Google moved to the next stage of its driverless car vision by unveiling a new self-driving car prototype. The new self-driving cars offers no steering wheels, brake pedal, or accelerator. It just features two seats for the passengers, a start button, and a large red button for stopping the car on emergencies.
The Future of Cars
Before now Google has been fitting other cars with its self-driving kit. First it was the Toyota Prius, then the Lexus SUV, now Google is building its driverless car from scratch.
The Google driverless cars are subcompact electric cars powered by an electric motor. It offers a range of about 100 miles (about 161 KM) with a speed limit of 25 miles per hour (about 40 KM per hour). The cars are designed more like taxis (at least for now). Intending passengers will summon the car using their smartphone specifying the pickup location and destination.

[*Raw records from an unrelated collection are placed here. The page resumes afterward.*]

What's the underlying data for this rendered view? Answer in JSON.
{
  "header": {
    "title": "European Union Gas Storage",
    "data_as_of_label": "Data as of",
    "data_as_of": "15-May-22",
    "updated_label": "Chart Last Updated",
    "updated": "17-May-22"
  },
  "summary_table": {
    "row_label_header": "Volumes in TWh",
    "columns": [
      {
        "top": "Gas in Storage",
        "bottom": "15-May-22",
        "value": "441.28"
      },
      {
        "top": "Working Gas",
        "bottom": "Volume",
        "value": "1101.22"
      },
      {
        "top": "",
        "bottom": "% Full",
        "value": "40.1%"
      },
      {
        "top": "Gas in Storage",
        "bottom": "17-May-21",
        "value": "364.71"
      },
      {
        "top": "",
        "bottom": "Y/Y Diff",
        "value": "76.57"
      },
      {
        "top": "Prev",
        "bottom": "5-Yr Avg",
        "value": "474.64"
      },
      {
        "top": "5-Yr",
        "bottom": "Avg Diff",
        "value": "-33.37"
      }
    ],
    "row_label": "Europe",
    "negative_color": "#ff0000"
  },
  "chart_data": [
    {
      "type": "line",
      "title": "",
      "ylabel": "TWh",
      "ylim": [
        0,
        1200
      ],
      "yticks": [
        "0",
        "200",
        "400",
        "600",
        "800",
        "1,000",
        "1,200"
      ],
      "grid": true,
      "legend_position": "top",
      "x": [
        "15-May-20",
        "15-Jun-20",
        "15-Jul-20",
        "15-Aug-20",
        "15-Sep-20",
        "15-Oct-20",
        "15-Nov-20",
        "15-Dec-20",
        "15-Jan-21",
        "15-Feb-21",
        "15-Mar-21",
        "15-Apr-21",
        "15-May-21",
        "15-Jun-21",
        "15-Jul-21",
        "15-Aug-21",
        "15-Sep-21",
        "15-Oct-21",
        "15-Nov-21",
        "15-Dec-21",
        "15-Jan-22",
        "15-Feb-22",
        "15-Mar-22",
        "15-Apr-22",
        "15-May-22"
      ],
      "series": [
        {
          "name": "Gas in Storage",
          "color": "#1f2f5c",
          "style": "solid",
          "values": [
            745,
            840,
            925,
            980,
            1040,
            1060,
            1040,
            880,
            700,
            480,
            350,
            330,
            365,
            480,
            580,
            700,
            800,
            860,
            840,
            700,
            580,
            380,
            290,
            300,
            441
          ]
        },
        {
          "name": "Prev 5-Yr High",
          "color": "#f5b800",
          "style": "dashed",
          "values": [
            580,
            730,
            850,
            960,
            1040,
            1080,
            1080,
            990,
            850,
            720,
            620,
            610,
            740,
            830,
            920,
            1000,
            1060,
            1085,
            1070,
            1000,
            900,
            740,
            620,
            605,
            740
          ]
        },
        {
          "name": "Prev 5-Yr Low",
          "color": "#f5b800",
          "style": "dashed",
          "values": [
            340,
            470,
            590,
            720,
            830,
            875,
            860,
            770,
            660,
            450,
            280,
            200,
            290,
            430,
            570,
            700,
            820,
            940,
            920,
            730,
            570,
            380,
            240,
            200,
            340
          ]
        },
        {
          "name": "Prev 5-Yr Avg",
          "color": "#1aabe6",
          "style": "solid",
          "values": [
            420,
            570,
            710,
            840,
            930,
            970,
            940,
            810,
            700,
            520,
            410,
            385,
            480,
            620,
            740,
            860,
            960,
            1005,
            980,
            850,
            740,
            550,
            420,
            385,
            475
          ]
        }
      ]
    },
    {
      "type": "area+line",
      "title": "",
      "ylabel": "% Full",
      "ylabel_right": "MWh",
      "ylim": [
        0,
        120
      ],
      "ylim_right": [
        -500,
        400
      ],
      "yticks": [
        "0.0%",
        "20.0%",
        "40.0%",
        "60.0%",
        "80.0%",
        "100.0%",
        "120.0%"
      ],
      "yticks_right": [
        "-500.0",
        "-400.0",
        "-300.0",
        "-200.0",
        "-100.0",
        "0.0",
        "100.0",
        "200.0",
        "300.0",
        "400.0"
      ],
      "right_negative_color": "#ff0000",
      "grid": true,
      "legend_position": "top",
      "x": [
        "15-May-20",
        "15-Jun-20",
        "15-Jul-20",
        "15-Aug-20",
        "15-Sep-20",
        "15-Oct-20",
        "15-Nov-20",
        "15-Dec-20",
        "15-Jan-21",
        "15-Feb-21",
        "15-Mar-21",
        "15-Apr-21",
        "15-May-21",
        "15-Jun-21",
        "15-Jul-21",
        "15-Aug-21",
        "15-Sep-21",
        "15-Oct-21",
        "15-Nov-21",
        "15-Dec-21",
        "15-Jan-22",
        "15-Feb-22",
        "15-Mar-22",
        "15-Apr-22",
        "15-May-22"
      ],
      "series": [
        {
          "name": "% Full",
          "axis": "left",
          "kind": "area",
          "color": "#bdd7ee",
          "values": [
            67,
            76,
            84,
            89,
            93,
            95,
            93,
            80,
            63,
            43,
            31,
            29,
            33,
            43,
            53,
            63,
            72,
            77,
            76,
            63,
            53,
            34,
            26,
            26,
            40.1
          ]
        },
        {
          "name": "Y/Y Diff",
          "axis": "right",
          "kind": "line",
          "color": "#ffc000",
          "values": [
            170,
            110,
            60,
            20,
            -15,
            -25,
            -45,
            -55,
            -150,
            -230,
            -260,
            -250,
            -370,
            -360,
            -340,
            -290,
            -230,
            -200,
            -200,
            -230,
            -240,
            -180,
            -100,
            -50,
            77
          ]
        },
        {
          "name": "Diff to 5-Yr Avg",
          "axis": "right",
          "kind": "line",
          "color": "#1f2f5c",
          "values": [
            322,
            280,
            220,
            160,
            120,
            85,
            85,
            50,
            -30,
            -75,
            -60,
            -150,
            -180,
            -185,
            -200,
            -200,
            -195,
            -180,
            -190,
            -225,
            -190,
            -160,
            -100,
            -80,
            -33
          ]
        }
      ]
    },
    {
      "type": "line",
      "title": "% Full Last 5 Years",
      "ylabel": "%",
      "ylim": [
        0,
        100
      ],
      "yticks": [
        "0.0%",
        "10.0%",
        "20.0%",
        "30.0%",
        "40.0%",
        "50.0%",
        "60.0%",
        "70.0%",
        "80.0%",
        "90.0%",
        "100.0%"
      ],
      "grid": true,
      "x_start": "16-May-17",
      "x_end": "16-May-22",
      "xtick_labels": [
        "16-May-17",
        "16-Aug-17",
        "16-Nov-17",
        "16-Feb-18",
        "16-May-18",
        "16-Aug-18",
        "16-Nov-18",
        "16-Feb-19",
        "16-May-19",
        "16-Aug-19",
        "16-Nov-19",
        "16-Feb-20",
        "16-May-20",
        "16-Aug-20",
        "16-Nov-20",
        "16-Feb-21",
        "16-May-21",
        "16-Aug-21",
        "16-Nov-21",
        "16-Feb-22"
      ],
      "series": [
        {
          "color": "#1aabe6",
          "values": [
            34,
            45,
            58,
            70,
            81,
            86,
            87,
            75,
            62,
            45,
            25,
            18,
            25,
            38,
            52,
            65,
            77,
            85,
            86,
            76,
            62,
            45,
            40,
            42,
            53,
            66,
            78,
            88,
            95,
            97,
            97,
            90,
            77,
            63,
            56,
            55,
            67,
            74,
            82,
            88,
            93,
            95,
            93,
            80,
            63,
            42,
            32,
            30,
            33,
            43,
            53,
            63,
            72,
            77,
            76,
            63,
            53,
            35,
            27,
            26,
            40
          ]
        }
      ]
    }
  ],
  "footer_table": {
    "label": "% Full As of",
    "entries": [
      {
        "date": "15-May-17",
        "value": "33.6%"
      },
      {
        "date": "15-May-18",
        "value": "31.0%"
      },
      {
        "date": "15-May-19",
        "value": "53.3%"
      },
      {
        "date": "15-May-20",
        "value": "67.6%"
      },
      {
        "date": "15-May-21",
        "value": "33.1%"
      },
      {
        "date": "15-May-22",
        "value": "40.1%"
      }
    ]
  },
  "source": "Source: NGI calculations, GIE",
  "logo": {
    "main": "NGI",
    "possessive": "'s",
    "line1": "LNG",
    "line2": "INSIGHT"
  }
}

The car drives itself to your location. There are two seats with seat-belts for passengers and room for luggage. You press the start button in-between to two seats to start the car. That’s all you do. You just seat back for the ride. There is no steering, no brake pedals or accelerator. The cars however offers a display that shows you the current weather and speed.
While moving, the Google self-driving car uses a combination of GPS location, accurate digital maps, radars, lasers, cameras, and software to navigate the road. The cars can recognise objects and people as it moves along the road with a 360 degrees coverage and up to 600 feet (182 metres) in all directions. Google driverless cars can also recognise road signs and traffic lights and act appropriately according to traffic rules.
Google self-driving cars are not aimed at replacing your personal car, the vision is aimed at making owning a personal car irrelevant and probably saving parking spaces. In essence these Google cars will do for the auto industry what streaming music is doing to the music industry, but first the safety and regulatory issues will have to be overcome first.
However, Google is undeterred. They have built 100 prototypes for testing and says they will be road-ready by early next year.